The Command That Saves: Glorify Al-Aʿlā

The sūrah does not leave us in the tragedy. It begins with the cure. Sabbiḥi isma Rabbika al-Aʿlā. Glorify the Name of your Lord, the Most High. The one who glorifies Al-Aʿlā is the one who remembers, in the midst of the green, that the One who made him green is greater than the green. The One who will turn his body into stubble is the One who will raise him from that stubble and bring him into a Garden that never withers.

The tasbīḥ reorients the heart. Every Subḥāna Rabbiya al-Aʿlā is a declaration that the Highest is not the pasture, not the wealth, not the youth, not the health; but the One who created them. And when the heart is anchored in that glorification, the withering of the pasture does not destroy it. The believer who has spent his life saying Subḥāna Rabbiya al-Aʿlā will see his own body fading and say: Indeed, we belong to Allāh, and indeed to Him we will return. The pasture was never his. It was always a loan. The Giver remains.

The sūrah will later describe the one who succeeds: Qad aflaḥa man tazakkā, wa dhakara isma Rabbihi fa-ṣallā. “He has succeeded who purifies himself, and remembers the Name of his Lord and prays.” The purification, the remembrance, the prayer; these are the means by which the heart is weaned from the love of the stubble.

The one who prays is the one who leaves the pasture five times a day and stands before the Lord of the pasture. The one who remembers is the one whose tongue is moist with the Name that outlasts every green thing. The one who purifies himself is the one who sheds the love of the dunyā from his heart as water sheds dirt from the limbs.

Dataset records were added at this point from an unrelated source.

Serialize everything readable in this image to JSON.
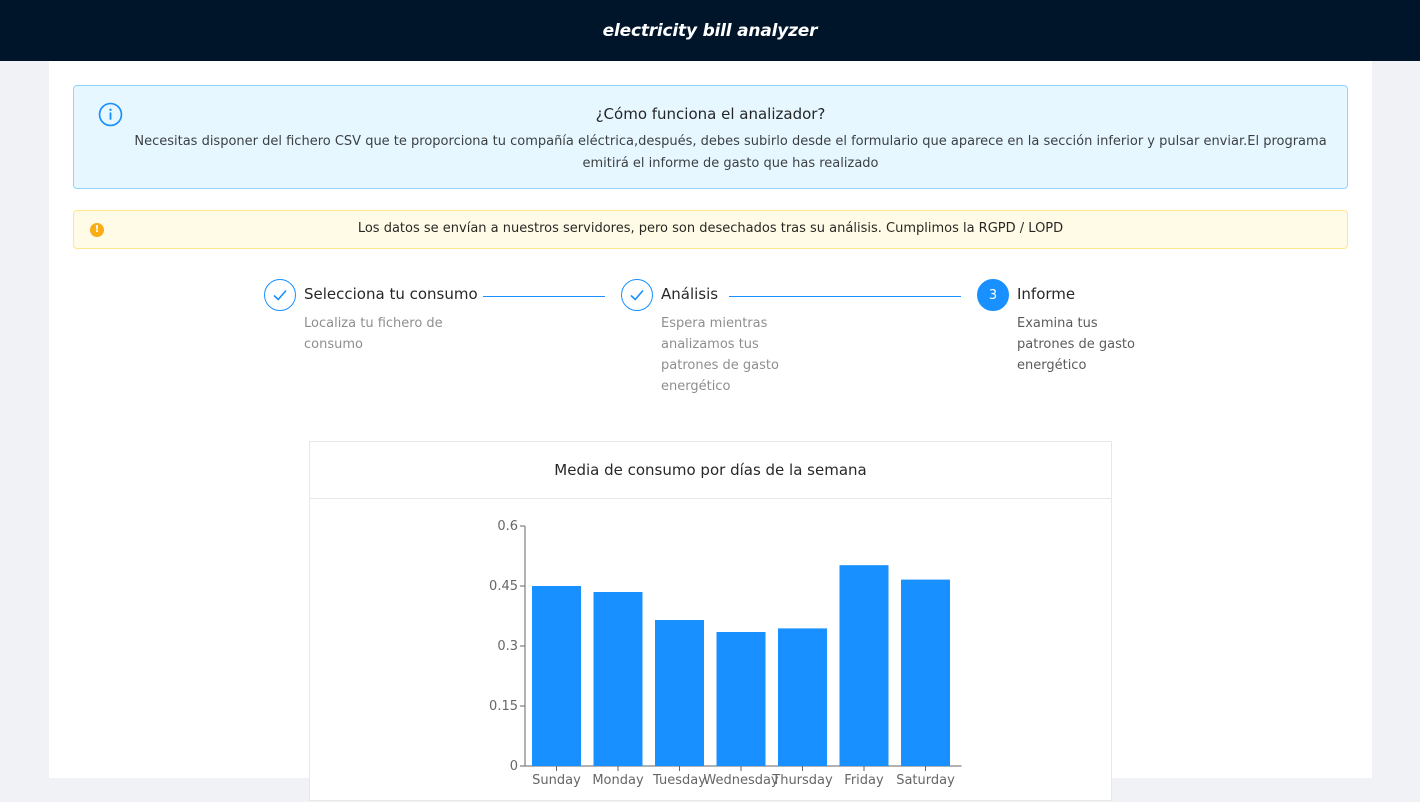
{
  "header": {
    "title": "electricity bill analyzer"
  },
  "info_alert": {
    "icon": "info-circle-icon",
    "title": "¿Cómo funciona el analizador?",
    "description": "Necesitas disponer del fichero CSV que te proporciona tu compañía eléctrica,después, debes subirlo desde el formulario que aparece en la sección inferior y pulsar enviar.El programa emitirá el informe de gasto que has realizado"
  },
  "warning_alert": {
    "icon": "exclamation-circle-icon",
    "icon_glyph": "!",
    "text": "Los datos se envían a nuestros servidores, pero son desechados tras su análisis. Cumplimos la RGPD / LOPD"
  },
  "steps": [
    {
      "status": "finished",
      "icon": "check-icon",
      "title": "Selecciona tu consumo",
      "description": "Localiza tu fichero de consumo"
    },
    {
      "status": "finished",
      "icon": "check-icon",
      "title": "Análisis",
      "description": "Espera mientras analizamos tus patrones de gasto energético"
    },
    {
      "status": "current",
      "number": "3",
      "title": "Informe",
      "description": "Examina tus patrones de gasto energético"
    }
  ],
  "chart_card": {
    "title": "Media de consumo por días de la semana"
  },
  "chart_data": {
    "type": "bar",
    "categories": [
      "Sunday",
      "Monday",
      "Tuesday",
      "Wednesday",
      "Thursday",
      "Friday",
      "Saturday"
    ],
    "values": [
      0.45,
      0.435,
      0.365,
      0.335,
      0.344,
      0.502,
      0.466
    ],
    "ylim": [
      0,
      0.6
    ],
    "yticks": [
      "0",
      "0.15",
      "0.3",
      "0.45",
      "0.6"
    ],
    "bar_color": "#1890ff",
    "grid": false
  },
  "colors": {
    "primary": "#1890ff",
    "header_bg": "#001529",
    "info_bg": "#e6f7ff",
    "warning_bg": "#fffbe6",
    "warning_icon": "#faad14"
  }
}
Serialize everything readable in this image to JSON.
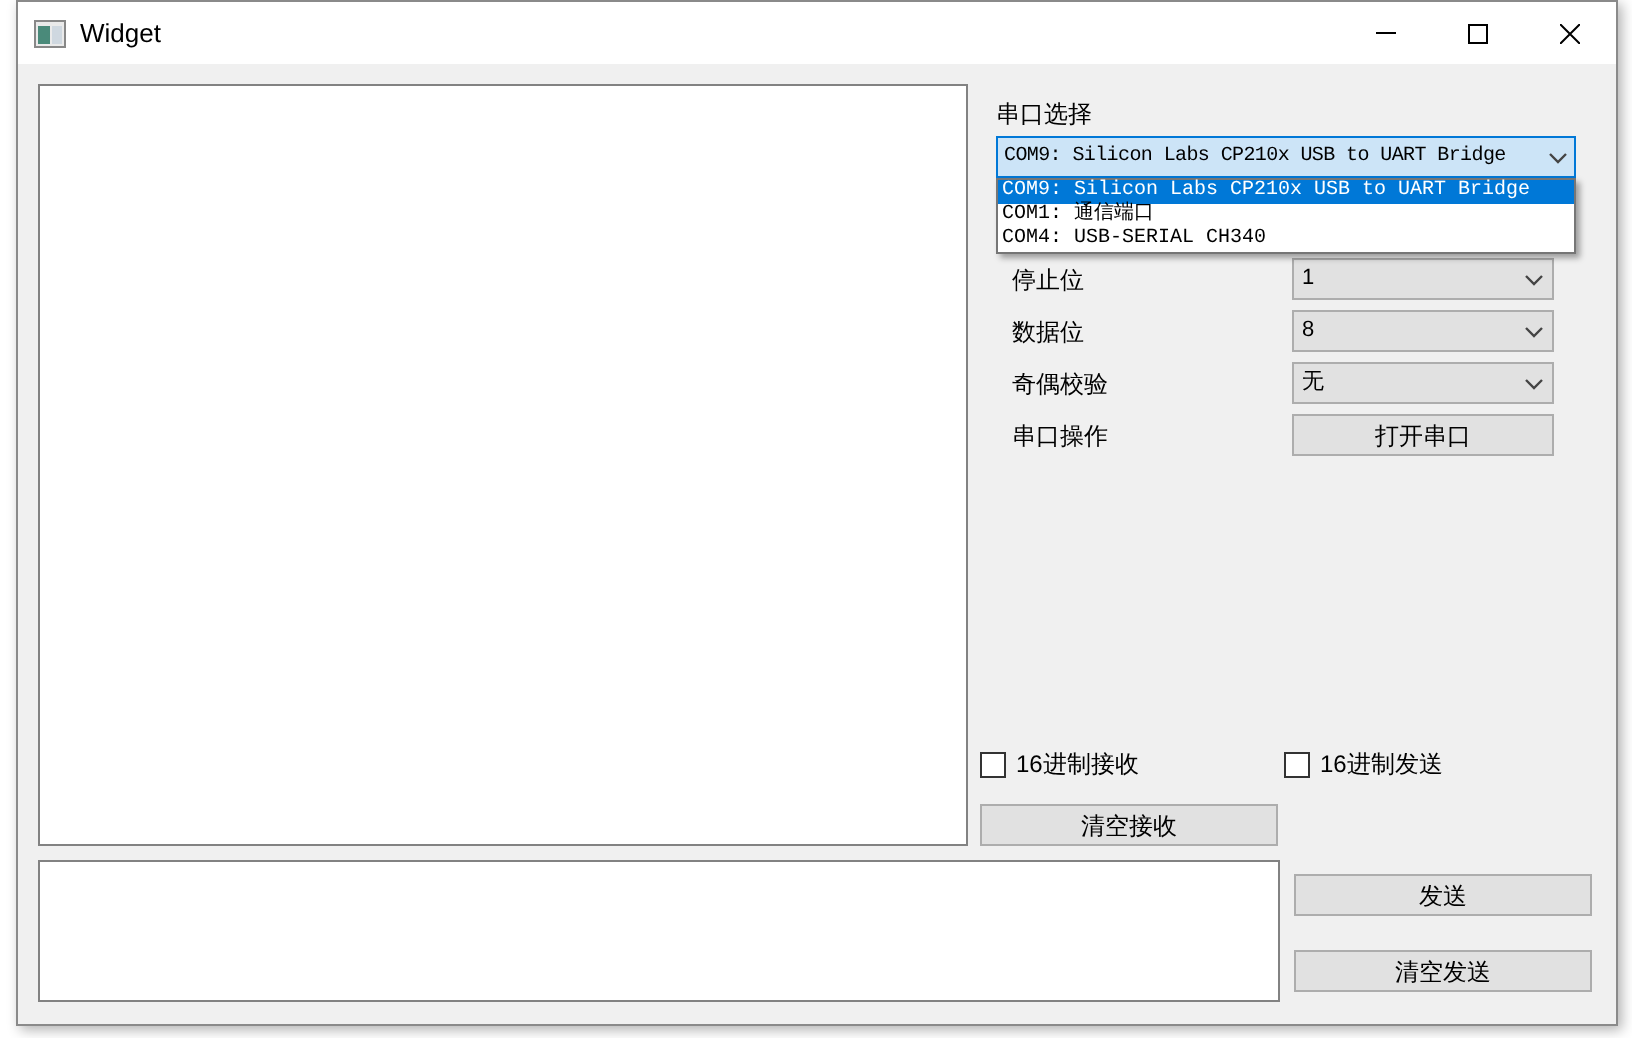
{
  "window": {
    "title": "Widget"
  },
  "port": {
    "label": "串口选择",
    "value": "COM9: Silicon Labs CP210x USB to UART Bridge",
    "expanded": true,
    "options": [
      {
        "label": "COM9: Silicon Labs CP210x USB to UART Bridge",
        "selected": true
      },
      {
        "label": "COM1: 通信端口",
        "selected": false
      },
      {
        "label": "COM4: USB-SERIAL CH340",
        "selected": false
      }
    ]
  },
  "settings": [
    {
      "kind": "select",
      "label": "停止位",
      "value": "1"
    },
    {
      "kind": "select",
      "label": "数据位",
      "value": "8"
    },
    {
      "kind": "select",
      "label": "奇偶校验",
      "value": "无"
    },
    {
      "kind": "button",
      "label": "串口操作",
      "value": "打开串口"
    }
  ],
  "checkboxes": [
    {
      "label": "16进制接收",
      "checked": false
    },
    {
      "label": "16进制发送",
      "checked": false
    }
  ],
  "clear_receive": "清空接收",
  "send_buttons": [
    "发送",
    "清空发送"
  ]
}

That is the path. Not to despise the pasture, for it is Allāh who brought it forth. But to take from it what is needed, to glorify the One who gave it, and to prepare for the day when the green will be replaced by what is better and more lasting.

We ask You, Yā Aʿlā, Yā Khāliq, Yā Hādī, to make us among those who see the pasture and remember the withering. Do not let us be deceived by the green, and do not let us be destroyed by heedlessness of the black. Make our hearts attached to what is better and more lasting, and make our tongues constant in glorifying Your Highest Name. Grant us the success of those who purify themselves, remember You, and pray, and do not make us among those who prefer the fleeting over the eternal. Amīn yā Rabb al-ʿĀlamīn, bi-raḥmatika yā Arḥam ar-Rāḥimīn.